Livestock diseases are often accompanied by a wildlife reservoir in which the disease is not managed or even often observed. These reservoirs can complicate the management or containment of disease outbreaks as they can encompass several farms facilitating an unobserved pathway of transmission between farms. Livestock in the UK are routinely tested for several diseases and undergo pre-movement testing at an individual level (cattle) or batch level (sheep). The records of these tests and movements create valuable resource for understanding the transmission of infection during an outbreak. However, the presence of a wildlife reservoir adds a potential for transmission that is difficult to quantify and cannot be seen in these movement records.

Testing and culling of infected livestock represents a considerable expense for the UK (it costs approx. £100M to deal with bovine TB each year in the UK) and any curtailment in the spread of infectious diseases will have a significant [positive] impact on the UK taxpayer.The aim of this project is to develop a mathematical model of an infectious livestock disease, incorporating a network of farms and reservoirs, to determine the optimal vaccination, testing or eradication programmes to combat the spread of the disease. We will test this model against commercially important livestock diseases (bovine TB, avian influenza, foot and mouth disease) where the farm, movement and outbreak data are available.
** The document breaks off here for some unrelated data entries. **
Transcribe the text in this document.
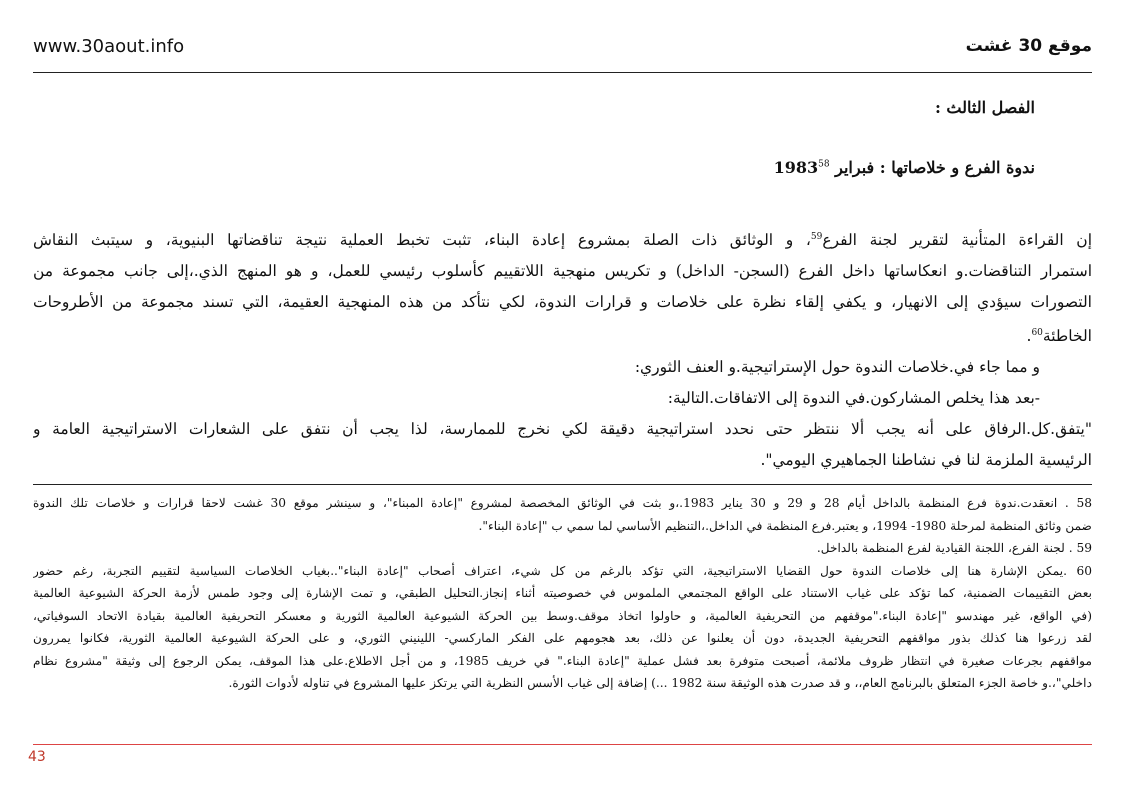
www.30aout.info	موقع 30 غشت
الفصل الثالث :
ندوة الفرع و خلاصاتها : فبراير 1983$^{58}$

إن القراءة المتأنية لتقرير لجنة الفرع$^{59}$، و الوثائق ذات الصلة بمشروع إعادة البناء، تثبت تخبط العملية نتيجة تناقضاتها البنيوية، و سيتبث النقاش

استمرار التناقضات.و انعكاساتها داخل الفرع (السجن- الداخل) و تكريس منهجية اللاتقييم كأسلوب رئيسي للعمل، و هو المنهج الذي.،إلى جانب مجموعة من

التصورات سيؤدي إلى الانهيار، و يكفي إلقاء نظرة على خلاصات و قرارات الندوة، لكي نتأكد من هذه المنهجية العقيمة، التي تسند مجموعة من الأطروحات

الخاطئة$^{60}$.

و مما جاء في.خلاصات الندوة حول الإستراتيجية.و العنف الثوري:

-بعد هذا يخلص المشاركون.في الندوة إلى الاتفاقات.التالية:

"يتفق.كل.الرفاق على أنه يجب ألا ننتظر حتى نحدد استراتيجية دقيقة لكي نخرج للممارسة، لذا يجب أن نتفق على الشعارات الاستراتيجية العامة و

الرئيسية الملزمة لنا في نشاطنا الجماهيري اليومي".

58 . انعقدت.ندوة فرع المنظمة بالداخل أيام 28 و 29 و 30 يناير 1983.،و بثت في الوثائق المخصصة لمشروع "إعادة المبناء"، و سينشر موقع 30 غشت لاحقا قرارات و خلاصات تلك الندوة

ضمن وثائق المنظمة لمرحلة 1980- 1994، و يعتبر.فرع المنظمة في الداخل.،التنظيم الأساسي لما سمي ب "إعادة البناء".

59 . لجنة الفرع، اللجنة القيادية لفرع المنظمة بالداخل.

60 .يمكن الإشارة هنا إلى خلاصات الندوة حول القضايا الاستراتيجية، التي تؤكد بالرغم من كل شيء، اعتراف أصحاب "إعادة البناء"..بغياب الخلاصات السياسية لتقييم التجربة، رغم حضور

بعض التقييمات الضمنية، كما تؤكد على غياب الاستناد على الواقع المجتمعي الملموس في خصوصيته أثناء إنجاز.التحليل الطبقي، و تمت الإشارة إلى وجود طمس لأزمة الحركة الشيوعية العالمية

(في الواقع، غير مهندسو "إعادة البناء."موقفهم من التحريفية العالمية، و حاولوا اتخاذ موقف.وسط بين الحركة الشيوعية العالمية الثورية و معسكر التحريفية العالمية بقيادة الاتحاد السوفياتي،

لقد زرعوا هنا كذلك بذور مواقفهم التحريفية الجديدة، دون أن يعلنوا عن ذلك، بعد هجومهم على الفكر الماركسي- اللينيني الثوري، و على الحركة الشيوعية العالمية الثورية، فكانوا يمررون

مواقفهم بجرعات صغيرة في انتظار ظروف ملائمة، أصبحت متوفرة بعد فشل عملية "إعادة البناء." في خريف 1985، و من أجل الاطلاع.على هذا الموقف، يمكن الرجوع إلى وثيقة "مشروع نظام

داخلي"،.و خاصة الجزء المتعلق بالبرنامج العام،، و قد صدرت هذه الوثيقة سنة 1982 ...) إضافة إلى غياب الأسس النظرية التي يرتكز عليها المشروع في تناوله لأدوات الثورة.

43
Dr O’Hare has contacts within DEFRA and Scottish Government that can supply the disease outbreak data that the model can be tested against. There is understandable public interest in how wildlife is treated, especially when they are culled in favour of protecting livestock. This research will have a non-academic impact within the community of users of the countryside in that we aim to demonstrate regimens that provide maximum protection to livestock and minimum disruption to wildlife.

Proposed research programme
This goal of this research is to model the dynamics of how disease spread in the presence of a reservoir and develop optimal control strategies (for both reservoir and livestock). We will test the model against several important livestock diseases. There are many scales of interaction involved in this approach:
•Within-farm transmission - We will use an agent based model to simulate the transmission between animals on the same farm.
•Between-farm transmission –We will model the transmission between farms via animal movements and an exponential transmission kernel to model over-the-fence transmission. Detailed records are kept for all animal movements within the UK which we will utilise in applying this model to real life situations. We will also simulate the pre-movement testing within our model.
•Within-reservoir transmission –we will model the transmission dynamics within the reservoir. The model may be different to the within-farm model (not least because the wild reservoir is not routinely checked).
•Between-reservoir –we will simulate the migration/territorial fighting of animals within a reservoir to simulate over -the-fence transmission between reservoirs.
•Reservoir-Farm/Farm-Reservoir transmission –we will also simulate the transmission of disease from farm to reservoir and vice-versa. Reservoirs will typically span several farms which gives an unobserved transmission pathway between farms.
• Seasonal effects will be considered as [some] farm animals are housed over winter allowing greater within-herd disease transmission, and animals that make up the reservoir may change their behaviour in each season.
Once we have a model that can simulate a realistic epidemic we will use it to investigate various control strategies given realistic inputs such as culling wildlife, increased testing, different testing strategies, improved test sensitivities, biosecurity (removing or decreasing the interaction between farm animals and the reservoir).

The first milestone will be the creation of a simple SIR model within the farm and an SI within the reservoir and will include farm -farm movements. We will use a deterministic model to observe the effect of the contact between the farm and reservoir and determine the most effective culling, biosecurity, and testing strategies. We will back this up by simulations and publish the results. We will then apply this model to a specific livestock disease given available data to demonstrate the impact of different management/containment strategies and identify the most appropriate.